To simplify the notations on the representative measurement of time in hours:
time $0$ is 3 p.m., time $1$ is 4 p.m., time $1/2$ is 3:30 p.m., etc.
Find the distribution function $F_{min}$ of $T_{min}$.
Hint: Alice and Bob both arrive strictly after 3:15 p.m. if and only if $T_{min} > 1/4$."

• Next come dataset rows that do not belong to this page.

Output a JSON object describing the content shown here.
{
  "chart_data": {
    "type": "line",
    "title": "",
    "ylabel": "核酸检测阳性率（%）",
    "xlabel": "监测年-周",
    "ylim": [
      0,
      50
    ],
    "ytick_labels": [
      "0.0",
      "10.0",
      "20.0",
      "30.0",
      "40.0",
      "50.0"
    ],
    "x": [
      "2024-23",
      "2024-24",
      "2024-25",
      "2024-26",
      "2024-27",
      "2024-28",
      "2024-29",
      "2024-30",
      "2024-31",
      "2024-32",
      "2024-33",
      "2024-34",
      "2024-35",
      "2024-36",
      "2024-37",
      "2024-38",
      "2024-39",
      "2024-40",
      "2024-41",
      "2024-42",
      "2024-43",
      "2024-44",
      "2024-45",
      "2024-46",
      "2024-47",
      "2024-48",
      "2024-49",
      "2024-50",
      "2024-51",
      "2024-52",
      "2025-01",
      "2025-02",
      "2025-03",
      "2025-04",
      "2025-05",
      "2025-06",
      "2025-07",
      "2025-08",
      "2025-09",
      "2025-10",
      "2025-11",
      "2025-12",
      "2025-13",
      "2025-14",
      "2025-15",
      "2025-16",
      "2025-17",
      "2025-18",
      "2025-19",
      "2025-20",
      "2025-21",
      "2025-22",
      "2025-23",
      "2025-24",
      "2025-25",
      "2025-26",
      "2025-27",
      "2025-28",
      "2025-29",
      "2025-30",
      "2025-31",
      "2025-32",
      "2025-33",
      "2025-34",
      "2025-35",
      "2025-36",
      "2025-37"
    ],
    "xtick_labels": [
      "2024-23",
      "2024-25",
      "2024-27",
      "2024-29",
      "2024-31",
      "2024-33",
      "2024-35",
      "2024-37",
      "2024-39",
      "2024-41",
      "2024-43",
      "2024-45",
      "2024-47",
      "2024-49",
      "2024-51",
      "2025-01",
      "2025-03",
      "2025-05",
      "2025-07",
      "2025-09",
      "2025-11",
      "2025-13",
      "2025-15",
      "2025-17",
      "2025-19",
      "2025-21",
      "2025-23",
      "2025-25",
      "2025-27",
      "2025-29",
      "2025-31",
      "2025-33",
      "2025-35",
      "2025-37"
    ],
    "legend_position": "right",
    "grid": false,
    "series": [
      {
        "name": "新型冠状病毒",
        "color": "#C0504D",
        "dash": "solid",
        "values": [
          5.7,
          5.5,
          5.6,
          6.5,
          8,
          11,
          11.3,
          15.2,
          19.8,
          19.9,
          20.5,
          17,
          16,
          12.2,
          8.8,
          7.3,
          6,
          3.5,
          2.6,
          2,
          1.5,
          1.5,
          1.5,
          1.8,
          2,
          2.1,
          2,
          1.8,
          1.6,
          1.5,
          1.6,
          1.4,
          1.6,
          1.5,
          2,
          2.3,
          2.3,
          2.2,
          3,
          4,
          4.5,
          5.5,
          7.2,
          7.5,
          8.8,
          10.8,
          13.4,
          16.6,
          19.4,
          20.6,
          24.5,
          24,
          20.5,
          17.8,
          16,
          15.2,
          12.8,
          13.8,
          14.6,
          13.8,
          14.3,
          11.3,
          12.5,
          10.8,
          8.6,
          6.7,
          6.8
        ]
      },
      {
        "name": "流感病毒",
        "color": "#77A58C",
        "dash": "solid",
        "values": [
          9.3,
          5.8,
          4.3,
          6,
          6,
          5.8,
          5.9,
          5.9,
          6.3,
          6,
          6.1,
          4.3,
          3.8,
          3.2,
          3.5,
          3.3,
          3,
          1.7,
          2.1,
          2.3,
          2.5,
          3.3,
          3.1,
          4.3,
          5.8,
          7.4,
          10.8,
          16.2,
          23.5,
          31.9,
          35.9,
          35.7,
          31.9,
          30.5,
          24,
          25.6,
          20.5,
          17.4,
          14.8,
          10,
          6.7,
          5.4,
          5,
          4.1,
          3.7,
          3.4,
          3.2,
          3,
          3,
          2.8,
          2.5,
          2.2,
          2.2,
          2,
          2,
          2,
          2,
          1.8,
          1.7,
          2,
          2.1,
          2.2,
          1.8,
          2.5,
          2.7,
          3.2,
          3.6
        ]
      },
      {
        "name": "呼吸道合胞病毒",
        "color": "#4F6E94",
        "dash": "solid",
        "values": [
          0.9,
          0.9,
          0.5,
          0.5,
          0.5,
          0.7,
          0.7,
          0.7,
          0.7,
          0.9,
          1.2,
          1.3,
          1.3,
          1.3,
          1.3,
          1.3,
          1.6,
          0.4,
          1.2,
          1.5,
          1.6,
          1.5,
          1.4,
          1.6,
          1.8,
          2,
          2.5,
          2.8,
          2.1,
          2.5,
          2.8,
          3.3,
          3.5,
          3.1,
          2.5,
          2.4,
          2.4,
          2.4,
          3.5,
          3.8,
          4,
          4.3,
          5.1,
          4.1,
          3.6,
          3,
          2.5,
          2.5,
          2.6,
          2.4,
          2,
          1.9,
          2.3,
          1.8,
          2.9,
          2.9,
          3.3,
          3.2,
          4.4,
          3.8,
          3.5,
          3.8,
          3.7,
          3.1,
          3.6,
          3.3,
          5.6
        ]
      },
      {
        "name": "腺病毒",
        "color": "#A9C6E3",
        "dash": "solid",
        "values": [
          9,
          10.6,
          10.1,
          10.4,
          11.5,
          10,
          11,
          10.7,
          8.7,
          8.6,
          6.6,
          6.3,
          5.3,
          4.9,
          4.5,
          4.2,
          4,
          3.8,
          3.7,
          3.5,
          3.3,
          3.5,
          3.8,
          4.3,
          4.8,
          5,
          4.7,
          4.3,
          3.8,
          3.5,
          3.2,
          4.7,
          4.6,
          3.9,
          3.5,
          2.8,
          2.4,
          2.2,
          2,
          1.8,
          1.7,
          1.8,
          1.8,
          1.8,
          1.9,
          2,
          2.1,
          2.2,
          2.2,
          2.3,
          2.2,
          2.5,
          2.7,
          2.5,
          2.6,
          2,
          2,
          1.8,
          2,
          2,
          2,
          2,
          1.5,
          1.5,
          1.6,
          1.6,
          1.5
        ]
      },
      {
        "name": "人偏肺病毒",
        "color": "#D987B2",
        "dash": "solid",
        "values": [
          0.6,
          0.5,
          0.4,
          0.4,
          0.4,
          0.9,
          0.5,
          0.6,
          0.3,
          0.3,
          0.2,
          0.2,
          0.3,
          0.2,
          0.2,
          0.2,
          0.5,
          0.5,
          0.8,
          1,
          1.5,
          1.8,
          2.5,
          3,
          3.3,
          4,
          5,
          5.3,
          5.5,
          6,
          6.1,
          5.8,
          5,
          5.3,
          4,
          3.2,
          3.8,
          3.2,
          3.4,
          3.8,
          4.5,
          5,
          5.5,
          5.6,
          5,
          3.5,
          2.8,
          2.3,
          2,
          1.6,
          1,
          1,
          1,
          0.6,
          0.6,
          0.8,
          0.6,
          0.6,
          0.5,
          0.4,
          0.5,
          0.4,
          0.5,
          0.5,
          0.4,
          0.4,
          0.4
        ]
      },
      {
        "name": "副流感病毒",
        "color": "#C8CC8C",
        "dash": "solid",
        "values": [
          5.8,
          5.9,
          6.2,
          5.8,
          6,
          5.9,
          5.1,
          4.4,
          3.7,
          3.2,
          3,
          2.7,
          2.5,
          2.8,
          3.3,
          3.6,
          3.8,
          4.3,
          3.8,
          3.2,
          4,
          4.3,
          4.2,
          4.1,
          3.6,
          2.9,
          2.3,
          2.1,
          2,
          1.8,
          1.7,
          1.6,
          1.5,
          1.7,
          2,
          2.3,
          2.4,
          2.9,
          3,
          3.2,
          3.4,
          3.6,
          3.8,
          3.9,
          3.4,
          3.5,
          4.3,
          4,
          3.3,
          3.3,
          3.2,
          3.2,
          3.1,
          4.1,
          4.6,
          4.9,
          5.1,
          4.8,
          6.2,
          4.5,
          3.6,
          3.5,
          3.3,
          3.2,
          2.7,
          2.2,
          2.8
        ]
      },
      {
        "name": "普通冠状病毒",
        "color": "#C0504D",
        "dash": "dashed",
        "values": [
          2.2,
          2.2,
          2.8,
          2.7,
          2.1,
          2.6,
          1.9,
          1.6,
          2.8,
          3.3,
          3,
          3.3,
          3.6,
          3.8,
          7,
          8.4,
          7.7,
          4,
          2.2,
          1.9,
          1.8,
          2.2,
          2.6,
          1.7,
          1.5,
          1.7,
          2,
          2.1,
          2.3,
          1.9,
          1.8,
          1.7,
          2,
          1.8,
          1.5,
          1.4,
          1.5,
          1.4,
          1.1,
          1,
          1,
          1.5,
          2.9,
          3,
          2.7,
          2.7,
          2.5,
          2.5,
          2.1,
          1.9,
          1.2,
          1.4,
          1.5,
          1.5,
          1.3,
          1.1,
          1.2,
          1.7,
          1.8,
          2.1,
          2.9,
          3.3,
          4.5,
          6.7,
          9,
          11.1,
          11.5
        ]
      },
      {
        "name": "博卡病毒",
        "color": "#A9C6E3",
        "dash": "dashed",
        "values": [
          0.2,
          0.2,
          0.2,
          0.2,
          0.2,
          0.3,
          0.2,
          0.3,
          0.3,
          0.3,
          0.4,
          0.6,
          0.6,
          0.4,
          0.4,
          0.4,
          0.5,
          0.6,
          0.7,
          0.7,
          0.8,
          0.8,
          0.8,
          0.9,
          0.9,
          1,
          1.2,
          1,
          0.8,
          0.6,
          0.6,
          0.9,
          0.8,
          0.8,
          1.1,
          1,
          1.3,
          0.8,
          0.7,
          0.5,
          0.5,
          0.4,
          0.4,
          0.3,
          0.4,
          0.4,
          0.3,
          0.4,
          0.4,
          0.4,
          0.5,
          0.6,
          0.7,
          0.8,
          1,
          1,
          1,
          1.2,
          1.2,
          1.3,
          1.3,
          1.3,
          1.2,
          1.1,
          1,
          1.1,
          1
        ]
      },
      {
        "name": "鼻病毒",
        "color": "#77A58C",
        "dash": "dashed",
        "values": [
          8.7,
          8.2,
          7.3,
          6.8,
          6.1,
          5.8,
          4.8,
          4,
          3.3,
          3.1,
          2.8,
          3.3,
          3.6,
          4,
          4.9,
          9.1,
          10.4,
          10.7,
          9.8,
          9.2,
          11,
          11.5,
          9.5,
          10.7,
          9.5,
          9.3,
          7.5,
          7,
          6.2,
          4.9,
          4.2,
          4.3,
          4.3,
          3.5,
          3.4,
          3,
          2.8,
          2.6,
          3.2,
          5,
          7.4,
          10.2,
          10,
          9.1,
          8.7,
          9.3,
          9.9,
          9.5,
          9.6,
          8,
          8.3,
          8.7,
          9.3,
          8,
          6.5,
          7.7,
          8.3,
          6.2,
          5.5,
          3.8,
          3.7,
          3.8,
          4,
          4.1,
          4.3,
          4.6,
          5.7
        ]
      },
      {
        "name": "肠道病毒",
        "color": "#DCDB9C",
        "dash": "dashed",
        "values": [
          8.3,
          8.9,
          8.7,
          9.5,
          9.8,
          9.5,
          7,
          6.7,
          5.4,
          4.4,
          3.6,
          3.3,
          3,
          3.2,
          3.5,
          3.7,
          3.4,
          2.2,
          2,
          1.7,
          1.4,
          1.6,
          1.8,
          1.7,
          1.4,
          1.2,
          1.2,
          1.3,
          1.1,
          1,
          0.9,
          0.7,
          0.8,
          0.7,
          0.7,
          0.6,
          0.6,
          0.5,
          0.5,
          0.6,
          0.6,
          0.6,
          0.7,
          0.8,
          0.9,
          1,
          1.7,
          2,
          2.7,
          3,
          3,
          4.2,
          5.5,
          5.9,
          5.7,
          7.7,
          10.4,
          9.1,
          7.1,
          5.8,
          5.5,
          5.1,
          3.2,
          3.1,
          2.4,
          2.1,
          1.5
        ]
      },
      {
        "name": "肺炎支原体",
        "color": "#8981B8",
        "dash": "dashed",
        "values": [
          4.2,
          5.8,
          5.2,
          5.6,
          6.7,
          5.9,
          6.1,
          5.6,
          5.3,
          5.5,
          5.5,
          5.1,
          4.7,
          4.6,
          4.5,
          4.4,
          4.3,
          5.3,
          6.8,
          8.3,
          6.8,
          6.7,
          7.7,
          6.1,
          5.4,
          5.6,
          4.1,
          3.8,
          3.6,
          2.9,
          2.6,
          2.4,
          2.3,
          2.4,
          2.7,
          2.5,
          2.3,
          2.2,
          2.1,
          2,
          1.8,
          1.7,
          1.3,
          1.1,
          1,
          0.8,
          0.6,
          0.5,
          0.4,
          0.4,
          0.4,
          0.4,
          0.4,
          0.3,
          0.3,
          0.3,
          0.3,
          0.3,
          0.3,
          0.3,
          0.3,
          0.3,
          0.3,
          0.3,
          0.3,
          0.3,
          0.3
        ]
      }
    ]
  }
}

I don't understand some things in the solution, which is:
"The hint tells us that $T_{min} > 1/4$ iff $T_A > 1/4$ AND $T_B > 1/4$. This observation is true for any time $t$: $T_{min} > t$ iff $T_A > t$ AND $T_B > t$. We remember that $F_{min}(t) = P(T_{min}\leq t)$. So $1 - F_{min}(t) = P(T_{min}> t) = P(T_A > t)P(T_B > t)$ by independence of $T_A$ and $T_B$. So $F_{min}(t) = 1-(1-t)^2 = 2 t - t^2$ for $t \in [0,1]$. For $t\leq0$, $F_{min}(t) = 0$ and for $t\geq1$, $F_{min}(t) = 1$."
What I don't understand:
Why do we do $1 - F_{min}(t)$ to switch the direction of the inequality in $P(T_{min}> t)$? (in short, why don't we directly try to find $P(T_{min}\leq t)$ ?)
How do we get $P(T_A>t) = (1-t)$? I can't find the law or the formula giving this. Also, if it's pure logic, I always come back to my previous question.
By the way $P(T_A>t) = P(T_B>t)$ hence the square of $(1-t)^2$, that I understand.
For your first question: you need to use the observation that "$T_{\min} > t$ if and only if $T_A > t$ and $T_B>t$" which gives a direct route to computing $P(T_{\min} > t)$. There isn't a "corresponding" observation of the form "$T_{\min} \le t$ if and only if $T_A \le t$ and $T_B \le t$" (or something similar), so the provided approach for finding $P(T_{\min} \le t)$ is as direct as you can get, even if it goes via finding $1 - P(T_{\min} > t)$.
$P(T_A > t) = 1-t$ comes from the definition of $T_A$ being uniform on $[0, 1]$.